O Bell Food Group regista o melhor resultado semestral da sua história – a estratégia revela-se eficaz
As perspetivas para o exercício financeiro de 2026 são promissoras
Os números divulgados são extremamente encorajadores. O EBITDA aumentou 13,5 milhões de CHF, para 173,2 milhões de CHF (+8,4 %). O EBIT, de 76,4 milhões de CHF, registou um aumento de 10,2 milhões de CHF em relação ao ano anterior (+15,4 %). A receita líquida registou um crescimento orgânico de 46,7 milhões de CHF, atingindo os 2,4 mil milhões de CHF (+1,9 %). O lucro semestral ascendeu a 55,4 milhões de CHF (+9,7 milhões de CHF; +21,3 %). O fluxo de caixa livre aumentou para 40,5 milhões de CHF. O CEO Marco Tschanz comenta o resultado recorde: «O sucesso baseia-se no reforço consistente dos quatro pilares estratégicos do Bell Food Group. É particularmente gratificante que tenhamos também conseguido aumentar ainda mais a nossa rentabilidade ao mesmo tempo.»
Melhor resultado semestral da história da empresa
O Bell Food Group é um dos principais produtores europeus de carne e produtos de conveniência. No primeiro semestre de 2026, a empresa beneficiou do forte desempenho das suas áreas de negócio Bell Switzerland, Bell International, Hubers/Sütag e Hilcona, que superaram os resultados do ano anterior. «Em linha com a nossa estratégia, todas elas se concentraram na venda de produtos de elevado valor acrescentado, e isso compensou», afirma o CEO Marco Tschanz.
Quatro pilares estratégicos para um crescimento rentável
O Bell Food Group baseia a sua estratégia em quatro pilares estratégicos claramente definidos:
- expansão consistente da sua posição de líder de mercado na Suíça nos setores da carne, aves, charcutaria e marisco;
- expansão como número um no mercado europeu de presunto seco ao ar;
- desenvolvimento da sua posição de liderança no setor das aves sustentáveis na região DACH; e
- expansão direcionada da sua posição como pioneiro no mercado de produtos de conveniência.
Ao fazê-lo, o Grupo está a reforçar a sua posição de mercado em categorias atrativas e a lançar as bases para um sucesso sustentável. «Estamos a lançar as bases para um crescimento sustentável e rentável e a pôr em prática, de forma consistente, a nossa visão ‹Leading in Food›», afirma Tschanz.
Progresso sustentável em todas as áreas de negócio
É particularmente digno de nota que todas as áreas de negócio tenham registado progressos sustentáveis e aumentado as suas margens de lucro bruto. A Bell Suíça registou crescimento em todos os canais e categorias de produtos, o que lhe permitiu compensar as perdas causadas pelas perturbações no mercado de abastecimento de carne de suíno através das suas outras atividades. A Bell International continuou a apresentar um desempenho de alto nível, em parte devido à integração bem-sucedida das operações da Hermann Wein na Bell Alemanha. O desempenho da Hubers/Sütag foi muito sólido no primeiro semestre. O crescimento das vendas foi o principal motor do sucesso, especialmente no negócio do peru. A Eisberg está a colher os primeiros frutos do seu foco na região DACH e das medidas de otimização iniciadas nas instalações austríacas. Graças ao seu crescimento bem-sucedido no canal de vendas a retalho, a Hilcona conseguiu, mais uma vez, superar o bom resultado do período homólogo do ano anterior. A área de negócio Hügli está a reposicionar as suas instalações e gamas de produtos e, tal como esperado, o atual exercício financeiro é um ano de transição. Já foram implementadas as primeiras melhorias operacionais.

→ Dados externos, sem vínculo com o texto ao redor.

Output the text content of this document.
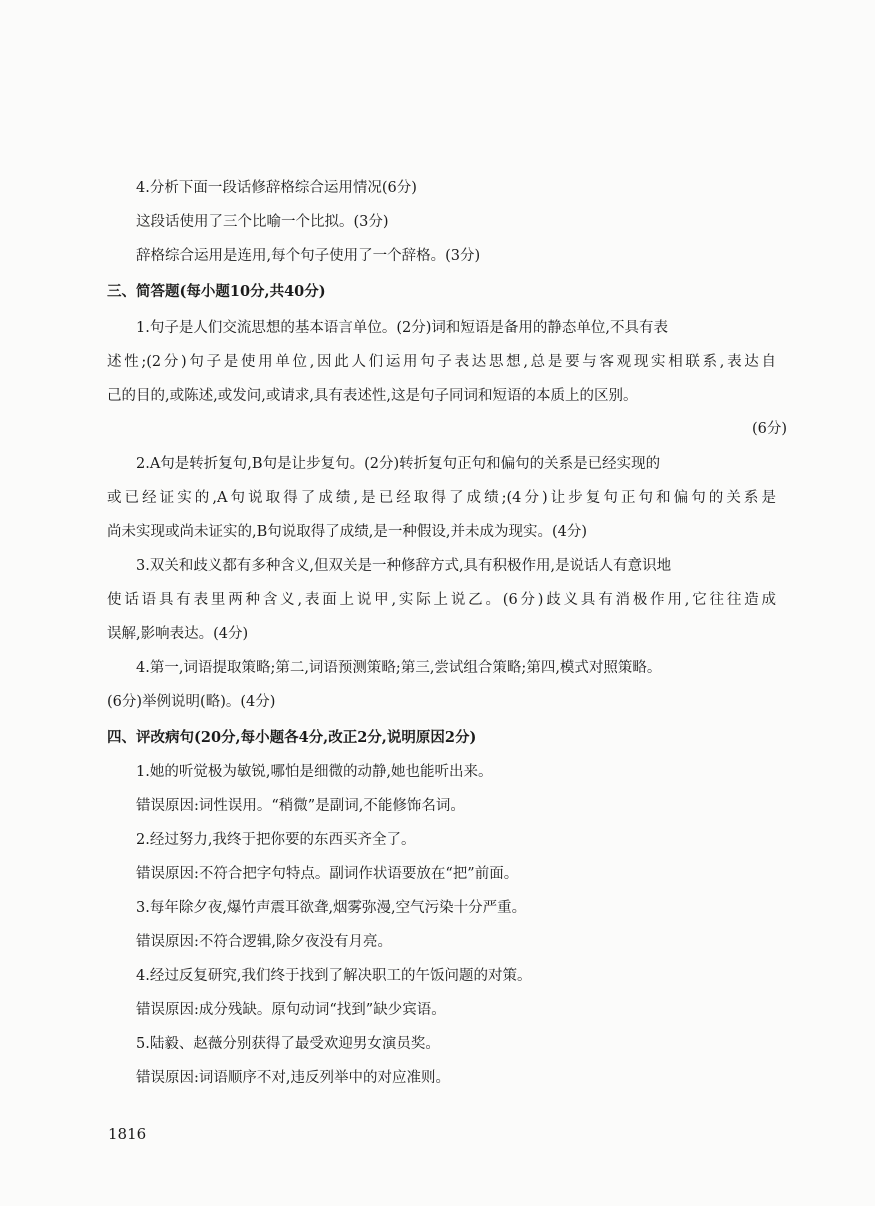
4.分析下面一段话修辞格综合运用情况(6分)
这段话使用了三个比喻一个比拟。(3分)
辞格综合运用是连用,每个句子使用了一个辞格。(3分)
三、简答题(每小题10分,共40分)
1.句子是人们交流思想的基本语言单位。(2分)词和短语是备用的静态单位,不具有表
述性;(2分)句子是使用单位,因此人们运用句子表达思想,总是要与客观现实相联系,表达自
己的目的,或陈述,或发问,或请求,具有表述性,这是句子同词和短语的本质上的区别。
(6分)
2.A句是转折复句,B句是让步复句。(2分)转折复句正句和偏句的关系是已经实现的
或已经证实的,A句说取得了成绩,是已经取得了成绩;(4分)让步复句正句和偏句的关系是
尚未实现或尚未证实的,B句说取得了成绩,是一种假设,并未成为现实。(4分)
3.双关和歧义都有多种含义,但双关是一种修辞方式,具有积极作用,是说话人有意识地
使话语具有表里两种含义,表面上说甲,实际上说乙。(6分)歧义具有消极作用,它往往造成
误解,影响表达。(4分)
4.第一,词语提取策略;第二,词语预测策略;第三,尝试组合策略;第四,模式对照策略。
(6分)举例说明(略)。(4分)
四、评改病句(20分,每小题各4分,改正2分,说明原因2分)
1.她的听觉极为敏锐,哪怕是细微的动静,她也能听出来。
错误原因:词性误用。“稍微”是副词,不能修饰名词。
2.经过努力,我终于把你要的东西买齐全了。
错误原因:不符合把字句特点。副词作状语要放在“把”前面。
3.每年除夕夜,爆竹声震耳欲聋,烟雾弥漫,空气污染十分严重。
错误原因:不符合逻辑,除夕夜没有月亮。
4.经过反复研究,我们终于找到了解决职工的午饭问题的对策。
错误原因:成分残缺。原句动词“找到”缺少宾语。
5.陆毅、赵薇分别获得了最受欢迎男女演员奖。
错误原因:词语顺序不对,违反列举中的对应准则。
1816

Posicionada de forma ideal em termos estratégicos
«O crescimento encorajador e forte do resultado operacional confirma, em primeiro lugar, que o foco estratégico e operacional está a revelar-se eficaz. E, em segundo lugar, que construímos uma base sustentavelmente excelente para um crescimento rentável no futuro», afirma o CEO Marco Tschanz. Para o ano completo, a empresa prevê um EBIT entre 180 milhões e 195 milhões de francos suíços, dependendo da influência de vários fatores. No que diz respeito aos investimentos, a administração não prevê que o montante indicado nas orientações venha a ser necessário este ano. Graças à redução de custos e a uma gestão rigorosa dos investimentos, prevê-se atualmente que o volume de investimento se situe em cerca de 300 milhões de francos suíços. Este montante pode ser financiado a partir do fluxo de caixa próprio. «Estamos muito confiantes em relação ao segundo semestre do ano e esperamos que os progressos operacionais alcançados no primeiro semestre se reflitam num sólido desempenho empresarial», afirma Tschanz.